Technological solutions like cryptographic hashes and distributed ledger entries have been pitched as solutions for chain of custody concerns, serving a bit like a notary system. However, those solutions may be insufficient to adequately account for the human observers whose testimony may still be necessary to authenticate digital evidence. Instead, the combination of technological authenticity markers and supervisory testimony would help shore up any gaps in the chain of custody and enhance authentication for accountability purposes. While technological solutions will be discussed, the workshop has primarily explored how both human and technological protocols are essential. Together, these robust protocols could be a new frontier in authentication.

• Asynchronous supervision: A supervisor would train new cohorts of field observers with an established protocol to ensure the authenticity of the collected data and reliability of the collection methods.

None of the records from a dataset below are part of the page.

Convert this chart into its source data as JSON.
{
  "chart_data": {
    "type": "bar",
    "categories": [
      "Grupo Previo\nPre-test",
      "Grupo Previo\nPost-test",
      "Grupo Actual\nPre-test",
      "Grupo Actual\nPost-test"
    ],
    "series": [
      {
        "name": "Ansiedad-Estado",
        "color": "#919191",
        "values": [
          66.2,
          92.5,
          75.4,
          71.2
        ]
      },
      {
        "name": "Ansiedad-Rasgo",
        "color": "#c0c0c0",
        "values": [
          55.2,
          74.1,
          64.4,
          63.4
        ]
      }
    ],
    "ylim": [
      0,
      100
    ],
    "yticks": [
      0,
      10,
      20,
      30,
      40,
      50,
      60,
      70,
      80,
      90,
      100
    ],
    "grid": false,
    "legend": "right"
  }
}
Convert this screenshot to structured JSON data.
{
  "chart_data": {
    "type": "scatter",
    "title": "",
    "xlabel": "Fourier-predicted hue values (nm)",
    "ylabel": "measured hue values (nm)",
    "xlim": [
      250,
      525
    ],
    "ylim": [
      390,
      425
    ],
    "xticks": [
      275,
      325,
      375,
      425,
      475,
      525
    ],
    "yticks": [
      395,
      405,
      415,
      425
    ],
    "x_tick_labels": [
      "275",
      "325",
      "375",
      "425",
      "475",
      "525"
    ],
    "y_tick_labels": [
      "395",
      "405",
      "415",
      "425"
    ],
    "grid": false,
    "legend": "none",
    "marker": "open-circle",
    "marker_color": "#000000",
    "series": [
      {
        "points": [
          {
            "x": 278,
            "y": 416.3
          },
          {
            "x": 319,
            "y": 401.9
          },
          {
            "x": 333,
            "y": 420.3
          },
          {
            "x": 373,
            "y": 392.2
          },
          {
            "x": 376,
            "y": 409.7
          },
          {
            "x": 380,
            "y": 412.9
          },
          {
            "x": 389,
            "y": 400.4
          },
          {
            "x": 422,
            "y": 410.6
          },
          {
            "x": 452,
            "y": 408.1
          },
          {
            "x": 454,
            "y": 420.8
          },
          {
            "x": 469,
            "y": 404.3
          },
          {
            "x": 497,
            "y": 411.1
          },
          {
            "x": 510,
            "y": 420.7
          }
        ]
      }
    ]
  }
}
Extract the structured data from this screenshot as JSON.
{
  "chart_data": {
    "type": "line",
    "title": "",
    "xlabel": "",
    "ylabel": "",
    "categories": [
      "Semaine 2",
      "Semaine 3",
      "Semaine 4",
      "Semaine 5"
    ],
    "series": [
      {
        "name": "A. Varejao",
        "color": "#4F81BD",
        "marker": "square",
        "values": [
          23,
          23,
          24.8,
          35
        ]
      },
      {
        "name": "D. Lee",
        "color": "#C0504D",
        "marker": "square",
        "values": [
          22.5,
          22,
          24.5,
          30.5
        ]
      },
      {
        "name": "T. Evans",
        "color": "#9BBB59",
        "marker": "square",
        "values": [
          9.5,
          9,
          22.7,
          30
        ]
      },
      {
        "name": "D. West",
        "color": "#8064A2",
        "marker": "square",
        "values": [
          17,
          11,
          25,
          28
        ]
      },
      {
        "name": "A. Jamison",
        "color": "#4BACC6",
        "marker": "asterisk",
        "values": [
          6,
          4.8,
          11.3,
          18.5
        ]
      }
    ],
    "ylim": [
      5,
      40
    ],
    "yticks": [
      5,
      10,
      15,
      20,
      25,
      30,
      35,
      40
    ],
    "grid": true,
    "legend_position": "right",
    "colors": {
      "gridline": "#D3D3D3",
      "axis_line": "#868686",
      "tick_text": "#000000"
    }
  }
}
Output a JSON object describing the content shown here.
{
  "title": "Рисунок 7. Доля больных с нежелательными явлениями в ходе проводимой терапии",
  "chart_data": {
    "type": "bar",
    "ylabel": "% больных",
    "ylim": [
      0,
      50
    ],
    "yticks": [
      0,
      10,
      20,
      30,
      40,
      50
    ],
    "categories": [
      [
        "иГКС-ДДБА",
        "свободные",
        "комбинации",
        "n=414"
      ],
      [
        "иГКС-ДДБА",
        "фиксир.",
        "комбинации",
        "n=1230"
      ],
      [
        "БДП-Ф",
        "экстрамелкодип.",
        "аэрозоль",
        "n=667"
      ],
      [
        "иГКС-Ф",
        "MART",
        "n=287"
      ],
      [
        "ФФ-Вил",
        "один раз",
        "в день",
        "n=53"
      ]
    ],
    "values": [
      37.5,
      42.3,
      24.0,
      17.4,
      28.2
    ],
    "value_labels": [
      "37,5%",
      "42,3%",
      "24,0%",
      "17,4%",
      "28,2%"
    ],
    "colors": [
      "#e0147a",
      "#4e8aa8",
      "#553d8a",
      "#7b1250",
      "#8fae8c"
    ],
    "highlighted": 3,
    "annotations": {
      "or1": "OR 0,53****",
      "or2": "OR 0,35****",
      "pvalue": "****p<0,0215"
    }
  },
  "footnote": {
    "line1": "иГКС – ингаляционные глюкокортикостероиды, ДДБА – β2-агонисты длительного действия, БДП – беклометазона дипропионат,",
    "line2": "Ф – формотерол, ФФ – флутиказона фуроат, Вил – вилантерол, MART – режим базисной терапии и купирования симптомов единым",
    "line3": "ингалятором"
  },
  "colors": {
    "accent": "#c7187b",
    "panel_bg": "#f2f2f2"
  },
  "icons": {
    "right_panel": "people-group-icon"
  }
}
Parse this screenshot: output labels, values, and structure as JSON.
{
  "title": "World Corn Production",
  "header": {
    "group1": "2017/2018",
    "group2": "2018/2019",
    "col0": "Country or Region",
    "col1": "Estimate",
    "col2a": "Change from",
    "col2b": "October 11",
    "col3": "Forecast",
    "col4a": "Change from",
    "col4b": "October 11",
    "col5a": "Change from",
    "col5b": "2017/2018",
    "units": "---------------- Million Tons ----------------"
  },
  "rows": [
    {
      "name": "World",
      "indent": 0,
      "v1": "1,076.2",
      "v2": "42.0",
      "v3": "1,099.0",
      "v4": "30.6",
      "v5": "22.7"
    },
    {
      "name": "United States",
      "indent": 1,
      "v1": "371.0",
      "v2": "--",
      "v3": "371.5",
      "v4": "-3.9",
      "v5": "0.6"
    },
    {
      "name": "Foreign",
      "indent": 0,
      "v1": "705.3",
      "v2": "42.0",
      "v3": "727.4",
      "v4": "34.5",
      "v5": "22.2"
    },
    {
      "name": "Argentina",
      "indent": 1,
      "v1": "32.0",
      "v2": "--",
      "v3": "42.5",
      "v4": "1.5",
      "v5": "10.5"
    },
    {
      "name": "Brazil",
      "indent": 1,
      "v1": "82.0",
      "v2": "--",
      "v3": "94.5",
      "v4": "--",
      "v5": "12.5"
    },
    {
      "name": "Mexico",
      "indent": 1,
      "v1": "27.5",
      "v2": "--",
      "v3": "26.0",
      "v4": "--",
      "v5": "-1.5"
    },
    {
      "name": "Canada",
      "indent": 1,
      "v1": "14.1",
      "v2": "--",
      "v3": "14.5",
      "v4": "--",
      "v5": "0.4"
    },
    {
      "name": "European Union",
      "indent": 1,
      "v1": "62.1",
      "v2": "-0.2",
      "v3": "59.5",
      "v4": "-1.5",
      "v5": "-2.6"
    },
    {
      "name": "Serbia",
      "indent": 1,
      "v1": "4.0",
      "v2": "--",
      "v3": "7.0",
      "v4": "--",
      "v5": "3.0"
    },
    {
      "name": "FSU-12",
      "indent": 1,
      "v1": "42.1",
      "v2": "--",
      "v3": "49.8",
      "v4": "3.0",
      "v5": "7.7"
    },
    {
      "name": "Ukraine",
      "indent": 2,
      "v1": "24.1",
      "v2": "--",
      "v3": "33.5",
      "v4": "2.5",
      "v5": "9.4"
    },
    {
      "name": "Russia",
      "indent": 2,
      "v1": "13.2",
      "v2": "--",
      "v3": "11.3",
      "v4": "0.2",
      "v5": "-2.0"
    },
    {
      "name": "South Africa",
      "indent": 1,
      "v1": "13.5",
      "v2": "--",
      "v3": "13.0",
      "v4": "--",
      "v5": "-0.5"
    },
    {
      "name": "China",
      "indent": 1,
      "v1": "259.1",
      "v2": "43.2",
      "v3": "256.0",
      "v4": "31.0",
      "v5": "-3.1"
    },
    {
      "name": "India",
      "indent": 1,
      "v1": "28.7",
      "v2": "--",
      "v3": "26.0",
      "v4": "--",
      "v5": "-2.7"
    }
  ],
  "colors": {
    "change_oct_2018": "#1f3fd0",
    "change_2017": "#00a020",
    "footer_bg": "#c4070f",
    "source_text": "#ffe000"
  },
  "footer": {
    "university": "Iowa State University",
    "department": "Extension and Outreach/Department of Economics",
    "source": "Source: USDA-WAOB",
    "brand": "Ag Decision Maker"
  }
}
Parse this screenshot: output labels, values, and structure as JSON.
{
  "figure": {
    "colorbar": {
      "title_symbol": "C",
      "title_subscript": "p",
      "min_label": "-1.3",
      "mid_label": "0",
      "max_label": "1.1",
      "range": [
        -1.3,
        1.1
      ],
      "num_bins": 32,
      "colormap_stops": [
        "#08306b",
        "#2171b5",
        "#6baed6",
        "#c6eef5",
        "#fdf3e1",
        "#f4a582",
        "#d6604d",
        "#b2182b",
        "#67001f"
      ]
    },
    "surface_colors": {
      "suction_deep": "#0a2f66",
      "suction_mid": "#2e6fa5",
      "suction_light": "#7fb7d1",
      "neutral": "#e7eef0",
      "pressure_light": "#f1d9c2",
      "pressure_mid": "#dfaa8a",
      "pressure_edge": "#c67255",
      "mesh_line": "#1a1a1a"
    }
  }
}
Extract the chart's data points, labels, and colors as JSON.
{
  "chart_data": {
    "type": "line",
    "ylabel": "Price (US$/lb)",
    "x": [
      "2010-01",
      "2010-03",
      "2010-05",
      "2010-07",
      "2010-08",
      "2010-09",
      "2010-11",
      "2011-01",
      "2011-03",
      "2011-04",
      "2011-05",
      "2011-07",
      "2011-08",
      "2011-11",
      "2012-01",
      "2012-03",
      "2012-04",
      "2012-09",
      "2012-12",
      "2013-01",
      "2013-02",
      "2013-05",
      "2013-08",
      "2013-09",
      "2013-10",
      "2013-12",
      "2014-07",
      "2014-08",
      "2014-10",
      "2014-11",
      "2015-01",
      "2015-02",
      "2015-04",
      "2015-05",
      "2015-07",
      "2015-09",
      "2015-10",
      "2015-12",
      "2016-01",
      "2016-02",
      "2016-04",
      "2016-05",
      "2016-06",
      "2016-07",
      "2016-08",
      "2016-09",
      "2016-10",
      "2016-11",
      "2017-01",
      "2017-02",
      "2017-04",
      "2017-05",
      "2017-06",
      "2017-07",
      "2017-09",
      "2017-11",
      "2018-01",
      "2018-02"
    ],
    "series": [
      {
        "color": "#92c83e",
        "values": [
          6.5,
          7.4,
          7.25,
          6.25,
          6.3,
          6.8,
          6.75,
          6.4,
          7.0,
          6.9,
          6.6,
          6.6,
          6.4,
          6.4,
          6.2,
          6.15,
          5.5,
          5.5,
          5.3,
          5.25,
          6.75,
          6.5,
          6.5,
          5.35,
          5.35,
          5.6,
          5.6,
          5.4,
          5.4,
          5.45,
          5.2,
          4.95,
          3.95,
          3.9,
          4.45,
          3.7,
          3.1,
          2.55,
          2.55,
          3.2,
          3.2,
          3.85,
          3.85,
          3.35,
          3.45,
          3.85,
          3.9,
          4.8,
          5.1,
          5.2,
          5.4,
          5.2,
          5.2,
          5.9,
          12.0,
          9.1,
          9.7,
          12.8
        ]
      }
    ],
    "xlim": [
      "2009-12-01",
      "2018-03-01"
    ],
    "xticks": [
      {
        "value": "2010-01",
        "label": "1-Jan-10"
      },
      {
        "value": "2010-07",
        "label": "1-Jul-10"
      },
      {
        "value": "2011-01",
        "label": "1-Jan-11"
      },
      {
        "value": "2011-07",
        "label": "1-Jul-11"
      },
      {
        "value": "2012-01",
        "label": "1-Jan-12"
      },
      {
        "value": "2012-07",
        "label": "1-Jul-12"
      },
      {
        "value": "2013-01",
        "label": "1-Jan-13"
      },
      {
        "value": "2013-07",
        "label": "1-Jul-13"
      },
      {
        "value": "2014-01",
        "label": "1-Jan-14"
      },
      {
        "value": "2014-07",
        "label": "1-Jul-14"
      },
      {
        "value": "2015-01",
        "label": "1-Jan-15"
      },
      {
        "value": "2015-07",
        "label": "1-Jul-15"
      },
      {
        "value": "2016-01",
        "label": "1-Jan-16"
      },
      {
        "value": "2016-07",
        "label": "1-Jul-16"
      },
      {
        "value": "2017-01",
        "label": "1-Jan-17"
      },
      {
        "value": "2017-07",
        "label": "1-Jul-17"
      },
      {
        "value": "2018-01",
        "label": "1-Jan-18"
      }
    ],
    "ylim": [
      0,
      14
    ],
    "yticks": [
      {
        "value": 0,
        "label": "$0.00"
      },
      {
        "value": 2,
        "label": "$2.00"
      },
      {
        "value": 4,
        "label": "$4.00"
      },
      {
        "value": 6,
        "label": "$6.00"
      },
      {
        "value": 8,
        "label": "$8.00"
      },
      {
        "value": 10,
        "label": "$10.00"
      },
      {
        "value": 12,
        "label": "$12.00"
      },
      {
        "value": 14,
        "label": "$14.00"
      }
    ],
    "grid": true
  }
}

This could include corroborating data, like photos or videos of the field process itself. A supervisor could also conduct debriefs with their observers to affirm that the collection protocol was followed at the time that specific evidence was collected. 
• Direct supervision synchronous with the moment of capture: For example, a supervisor may text back and forth with a field observer at the moment they collect evidence. Alternatively, the field observer may livestream the evidence collection with their supervisor.
• Development of uniform collection protocols: Hosting organizations that employ supervisors must develop uniform collection protocols to be used in the field. As part of these protocols, organizations should also contemplate ways to maintain impartiality and neutrality in the collection of their data, and consider common or likely rules of evidence.